JaimiTaylor on LibraryThing More than 1 year ago
He never disappoints!
midkid88 on LibraryThing More than 1 year ago
So I didn't actually read the book, but I did listen to it on tape and I did like it. The book told of a man coming back to his hometown because high school's head football coach of like 30 years was dying. While the whole town is waiting for this legend of a man to pass away, the main character talks to old teammates and relives some of the good and bad memories.I liked the book in general, I just didn't like the fact that the town because of its view on football and how everything else got pushed to the back burner. I would have hated to go to that school as an athlete other than football.
goodwaterreader on LibraryThing More than 1 year ago
An interesting book, for the non-American reader that I am, in that it shows a facet of the American culture and its fascination with sport and success.
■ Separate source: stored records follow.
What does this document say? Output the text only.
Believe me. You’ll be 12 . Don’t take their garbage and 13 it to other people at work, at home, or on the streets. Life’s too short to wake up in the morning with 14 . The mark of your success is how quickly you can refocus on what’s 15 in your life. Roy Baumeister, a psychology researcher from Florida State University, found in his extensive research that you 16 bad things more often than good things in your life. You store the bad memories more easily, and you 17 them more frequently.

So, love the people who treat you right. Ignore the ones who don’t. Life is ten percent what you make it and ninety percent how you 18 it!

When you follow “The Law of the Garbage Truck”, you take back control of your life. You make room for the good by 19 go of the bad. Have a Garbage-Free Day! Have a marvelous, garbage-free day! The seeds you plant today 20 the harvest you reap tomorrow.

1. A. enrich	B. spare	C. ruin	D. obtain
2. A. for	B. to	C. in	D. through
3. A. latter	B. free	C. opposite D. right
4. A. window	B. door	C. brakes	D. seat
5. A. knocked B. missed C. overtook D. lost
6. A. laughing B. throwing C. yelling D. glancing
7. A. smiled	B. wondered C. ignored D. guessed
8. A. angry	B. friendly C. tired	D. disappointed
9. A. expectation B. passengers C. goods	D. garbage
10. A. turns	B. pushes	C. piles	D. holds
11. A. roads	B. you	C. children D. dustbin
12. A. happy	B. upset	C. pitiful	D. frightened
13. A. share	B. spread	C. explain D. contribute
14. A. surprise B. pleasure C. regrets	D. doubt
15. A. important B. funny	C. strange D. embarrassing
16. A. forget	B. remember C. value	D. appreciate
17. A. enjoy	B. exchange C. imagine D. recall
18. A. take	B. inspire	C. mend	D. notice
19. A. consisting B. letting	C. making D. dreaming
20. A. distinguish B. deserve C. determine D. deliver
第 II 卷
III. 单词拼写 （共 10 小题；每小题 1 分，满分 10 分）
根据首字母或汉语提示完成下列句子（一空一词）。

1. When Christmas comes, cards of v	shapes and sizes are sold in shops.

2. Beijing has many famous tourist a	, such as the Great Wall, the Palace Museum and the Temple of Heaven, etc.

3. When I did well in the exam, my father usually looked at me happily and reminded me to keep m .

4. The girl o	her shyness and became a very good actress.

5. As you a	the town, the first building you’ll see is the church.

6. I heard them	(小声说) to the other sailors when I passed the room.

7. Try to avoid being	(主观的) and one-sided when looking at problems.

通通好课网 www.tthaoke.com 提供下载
The book is well written, with a load of emotion coming through to the reader at the climax of the story.
sallyawolf on LibraryThing More than 1 year ago
Bleachers By John GrishamSometimes a sports team is the back bone and life blood of a whole town. In this booka infamous coach is dieing. His death has brought everyone back to their hometown to honor him. In the process they lay to rest more then just a great man. They learn to accept the power of a man to motivate a group of people throughout their entire lives not just when they are on the field. This book makes you realize that it is more than a sport it is a state of mind. I would recommend this book to anyone who has had a mentor not just those who like football.
serbook on LibraryThing More than 1 year ago
The book narrows in on a small town football coach and the extraordinary measures he takes to ensure that his team wins. Makes you question the whether winning at all costs is warranted.
MsBeautiful on LibraryThing More than 1 year ago
Short novel about small town football team, involves the reader well but not a stellar book
temsmail on LibraryThing More than 1 year ago
This is a great psychological drama! The characters are "real" and the action is possible (with a little suspension of disbelief). The ending is poweful, and Gresham has done another good writing job, outside legal genre.